Jack Confer’s reasons for stepping down from the Board of Healing Arts were not made public. His resignation was effective Oct. 19, said Scott Hesse, the board’s general counsel.
Confer, a former medical regulator in Arizona, accepted the Kansas job in June 2008. He had appeared to win the confidence of critics who previously considered the board too slow in investigating allegations of misconduct and too lax in punishing incompetent or unethical physicians.
He had been praised by abortion opponents, who had accused the board previously of protecting abortion providers from being disciplined for misconduct. The board denied those accusations.
In March, moments after Dr. George Tiller of Wichita was acquitted of state misdemeanor charges, the board went public with a regulatory complaint over similar allegations that Tiller had violated restrictions on late-term abortions. The board dropped the case after Tiller was shot to death in May.

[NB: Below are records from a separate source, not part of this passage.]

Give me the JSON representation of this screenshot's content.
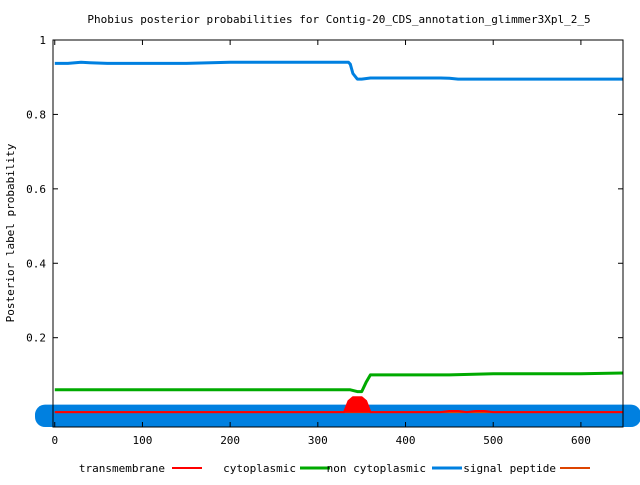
{
  "chart_data": {
    "type": "line",
    "title": "Phobius posterior probabilities for Contig-20_CDS_annotation_glimmer3Xpl_2_5",
    "xlabel": "",
    "ylabel": "Posterior label probability",
    "xlim": [
      -2,
      648
    ],
    "ylim": [
      -0.04,
      1.0
    ],
    "xticks": [
      0,
      100,
      200,
      300,
      400,
      500,
      600
    ],
    "yticks": [
      0.2,
      0.4,
      0.6,
      0.8,
      1
    ],
    "ytick_labels": [
      "0.2",
      "0.4",
      "0.6",
      "0.8",
      "1"
    ],
    "grid": false,
    "legend_position": "bottom",
    "series": [
      {
        "name": "transmembrane",
        "color": "#ff0000",
        "x": [
          0,
          320,
          330,
          335,
          340,
          345,
          350,
          355,
          360,
          440,
          450,
          460,
          470,
          480,
          490,
          500,
          648
        ],
        "y": [
          0.0,
          0.0,
          0.0,
          0.03,
          0.04,
          0.04,
          0.04,
          0.03,
          0.0,
          0.0,
          0.003,
          0.003,
          0.0,
          0.003,
          0.003,
          0.0,
          0.0
        ],
        "width": 2
      },
      {
        "name": "cytoplasmic",
        "color": "#00aa00",
        "x": [
          0,
          330,
          337,
          345,
          350,
          355,
          360,
          400,
          450,
          500,
          600,
          648
        ],
        "y": [
          0.06,
          0.06,
          0.06,
          0.055,
          0.055,
          0.08,
          0.1,
          0.1,
          0.1,
          0.103,
          0.103,
          0.105
        ],
        "width": 3
      },
      {
        "name": "non cytoplasmic",
        "color": "#0080e0",
        "x": [
          0,
          15,
          30,
          40,
          60,
          150,
          200,
          335,
          337,
          340,
          345,
          350,
          360,
          400,
          440,
          450,
          460,
          600,
          648
        ],
        "y": [
          0.937,
          0.937,
          0.94,
          0.939,
          0.937,
          0.937,
          0.94,
          0.94,
          0.935,
          0.91,
          0.895,
          0.895,
          0.898,
          0.898,
          0.898,
          0.897,
          0.895,
          0.895,
          0.895
        ],
        "width": 3
      },
      {
        "name": "signal peptide",
        "color": "#dd4400",
        "x": [
          0,
          648
        ],
        "y": [
          0.0,
          0.0
        ],
        "width": 2
      }
    ],
    "band": {
      "name": "non cytoplasmic",
      "color": "#0080e0",
      "y": [
        -0.04,
        0.02
      ]
    }
  }
}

Confer did not return messages left on his cell phone Thursday. Hesse said Confer’s reasons were between him and the board, and he wasn’t involved in any discussions. Board member Sue Ice of Newton said she couldn’t discuss them because it is a personnel matter. The board plans to meet Wednesday to discuss replacing Confer.
“We’re sorry to receive his resignation,” Ice said. “We’ll be searching as quickly as possible for his replacement.”
The governor appoints the board’s 15 members. But there is no indication Gov. Mark Parkinson, an abortion-rights supporter, was notified of Confer’s resignation before it became public Thursday, Parkinson spokeswoman Beth Martino said. Parkinson was on a trade mission to Taiwan this week.
“The governor did not pressure him to resign,” Martino said.
The anti-abortion group Kansans for Life said it was “distraught” at Confer’s departure.
Jerry Slaughter, executive director of the Kansas Medical Society, said he’d seen no indication that Confer was preparing to leave the board job.
Before the Kansas board hired him, Confer had been executive director of the Arizona State Board of Osteopathic Examiners in Medicine and Surgery for three years. He also worked for other agencies, including the Arizona attorney general’s office.
Confer replaced Larry Buening, who had been executive director since 1992.